Oh, man. Just...oh, man. Resident Evil: Extinction is one of the worst wide-release films ever made. It’s a film so lacking in quality that the fact it found success at the box office has whittled away a bit more of my confidence in the judgment of mankind.
The voiceover after the opening scene is the first indication that a viewer is in for a long, torturous ride. Star Milla Jovovich’s reading of the narration is sluggish and amateurish. That seemed to be a basic theme throughout the film. Normally, I would be willing to forgive much in a failed film if it had performances that rose to the minimum level of professionalism expected from a major release, but this film just does not have it. From bit players to main characters, all are bad.
Resident Evil: Extinction is the second sequel to the 2002 zombie horror film based on the popular videogame series from Capcom. The previous films established a proud tradition of substandard cinema that the latest film carries on with aplomb.
In this edition, the world has been ravaged by the T-Virus, the result of uncontrollable bio-experiments by the evil Umbrella Corporation, creating a desert wasteland where humans struggle to survive against an infected humanity transformed into flesh-hungry zombies. We’ve seen this before. The film breaks no new ground in the zombie genre. In fact, it places far too much emphasis on the zombie plague. The video games had zombies, but they were peripheral cannon fodder on which the player honed their skills before encountering more deadly monsters as the games progressed. This film, and the series as a whole, has chosen to ignore much of the ingenuity of those games in order to offer bland fare that stays within pre-established notions of zombie behavior that haven’t been original for over forty years. Bravo.

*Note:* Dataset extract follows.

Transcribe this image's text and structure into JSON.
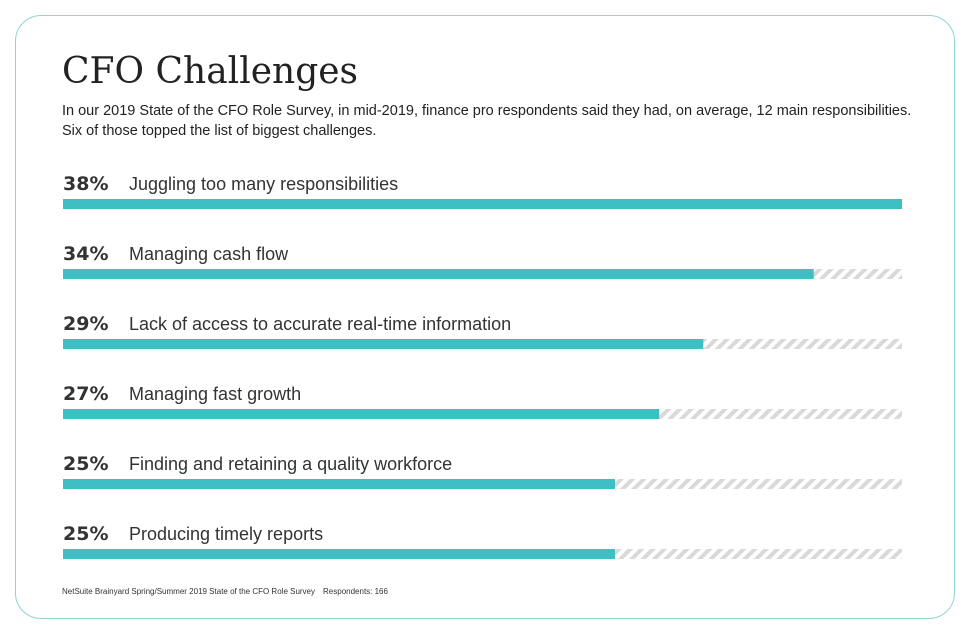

Despite having a slick look, the film barely takes place in more than two simple locations. When B movies stick to the same locations throughout, you can be sure it is out of budgetary necessity. Here, it reeks of laziness and unoriginality. Also, don’t forget the major plot element that the Earth has been rendered dead and dry by the T-Virus. But this part of the plot is rendered completely moot by setting the film in the American southwest. There is nothing dramatic or shocking about Nevada being a desert. That is it’s natural state, for chrissakes. Eventually, we do see Las Vegas rendered desolate, but it’s only a brief glimpse, and ultimately pointless.
In fact, forget this film. For real enjoyment, find a copy of the Resident Evil 4 videogame. The gameplay is fluid and instinctive, the settings extensive, and the mood far more chilling and creepy than this film. The cut scenes find a ready companion with the awful film adaptations, but who plays games for that? A couple hours of this game will have you tossing around in your sleep, and you’ll have to spend a lot more time than that with the game to get through it all. Trust me, it goes faster than watching this movie. Resident Evil: Extinction is worse than Alien: Resurrection.